Sorry guys but I agree with Winner here. Constitution and Human rights are just nice words we show to other nations to make them believe we are civilized and better than the scums terrorists we are fighting. I therefore sent a mail to my french PM asking him to throw in prison every single eastern european female living in France as they are clearly and without a doubt prostitutes or a future prostitutes. All eastern european males shuld also be put in jail since they are/will become mafia members, pimps or both ;-)
And don't bother me with the French Constitution, it is there for French not for the barbarians

Sound riduculous? well it is :lol:
 
Kosez said:
Is western civilization really so ˝civilized˝, democratic and humane as we think we are?

<snip>
No, it isn't. That myth has been the spoonful of sugar that helps the medicine go down for a long time.

If one looks to British Imperial history, you find much the same as we have with the American version today, with its accompanying torture, invasions, massacres, encroachment on civil liberties, occupations, racism, hypocrisy, inequity and so on. All of which contradict the myth.

In the case of the British, the spoonful of sugar was called "civilisation". As in "we are bringing 'civilisation' to these backward people". That meant parliamentary and legal institutions, certain technologies and the haloed English culture being brought to "backward" Indians, Africans, Native Americans etc, who became subjects under the British overlord.

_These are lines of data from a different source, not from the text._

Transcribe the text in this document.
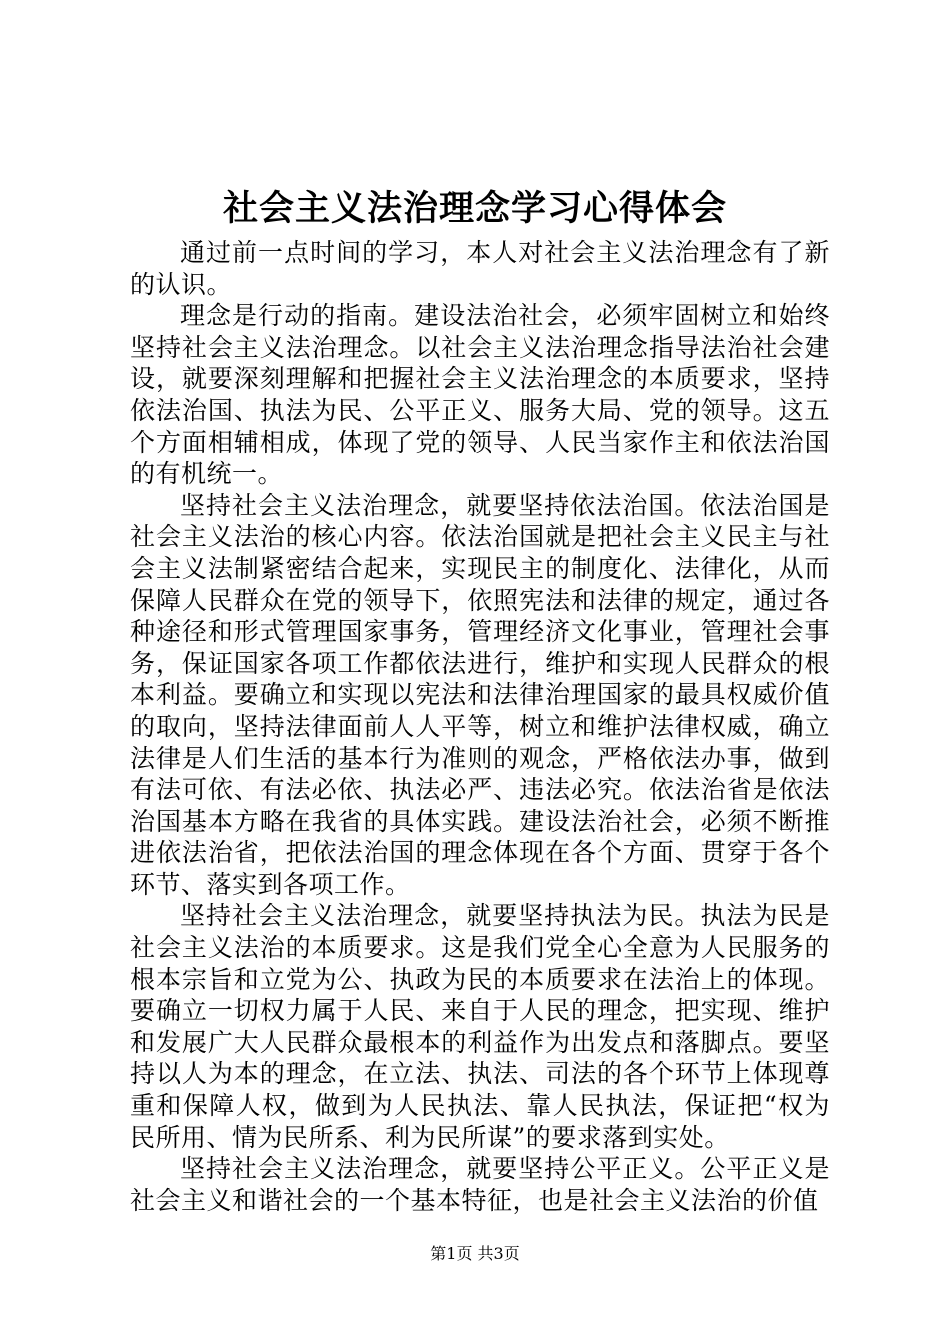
社会主义法治理念学习心得体会

通过前一点时间的学习，本人对社会主义法治理念有了新的认识。

理念是行动的指南。建设法治社会，必须牢固树立和始终坚持社会主义法治理念。以社会主义法治理念指导法治社会建设，就要深刻理解和把握社会主义法治理念的本质要求，坚持依法治国、执法为民、公平正义、服务大局、党的领导。这五个方面相辅相成，体现了党的领导、人民当家作主和依法治国的有机统一。

坚持社会主义法治理念，就要坚持依法治国。依法治国是社会主义法治的核心内容。依法治国就是把社会主义民主与社会主义法制紧密结合起来，实现民主的制度化、法律化，从而保障人民群众在党的领导下，依照宪法和法律的规定，通过各种途径和形式管理国家事务，管理经济文化事业，管理社会事务，保证国家各项工作都依法进行，维护和实现人民群众的根本利益。要确立和实现以宪法和法律治理国家的最具权威价值的取向，坚持法律面前人人平等，树立和维护法律权威，确立法律是人们生活的基本行为准则的观念，严格依法办事，做到有法可依、有法必依、执法必严、违法必究。依法治省是依法治国基本方略在我省的具体实践。建设法治社会，必须不断推进依法治省，把依法治国的理念体现在各个方面、贯穿于各个环节、落实到各项工作。

坚持社会主义法治理念，就要坚持执法为民。执法为民是社会主义法治的本质要求。这是我们党全心全意为人民服务的根本宗旨和立党为公、执政为民的本质要求在法治上的体现。要确立一切权力属于人民、来自于人民的理念，把实现、维护和发展广大人民群众最根本的利益作为出发点和落脚点。要坚持以人为本的理念，在立法、执法、司法的各个环节上体现尊重和保障人权，做到为人民执法、靠人民执法，保证把“权为民所用、情为民所系、利为民所谋”的要求落到实处。

坚持社会主义法治理念，就要坚持公平正义。公平正义是社会主义和谐社会的一个基本特征，也是社会主义法治的价值

第1页 共3页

In the case of the Americans, the spoonful of sugar is called "democracy" and "the capitalist 'free' market" (something the Brits did too). As in "we are bringing democracy to these backward people" and "we are doing them a favour in bringing them into the globalised economy". This means American political and economic systems, mostly brought to "backward" Arabs today, south east Asians during the Cold War, but also Africans in the case of developmental systems throughout. It means cultural imperialism by way of Hollywood and economic overlordship by way of American multi-nationals.

In both cases, such "civilisation" needed to be brought with extreme brutality, occupation and a disregard for law, even the law as laid out by such "civilised" powers. In both cases, those "backward" people were unfit to rule themselves and their political systems were deemed to be "less advanced". In both cases, nevermind whether it is beneficial for those "backward" people, it's good for the "civilised" powers - and that's all that matters. And in both cases, we see the same myth working to make the hard truth more palatable and actions contradicting ideologies.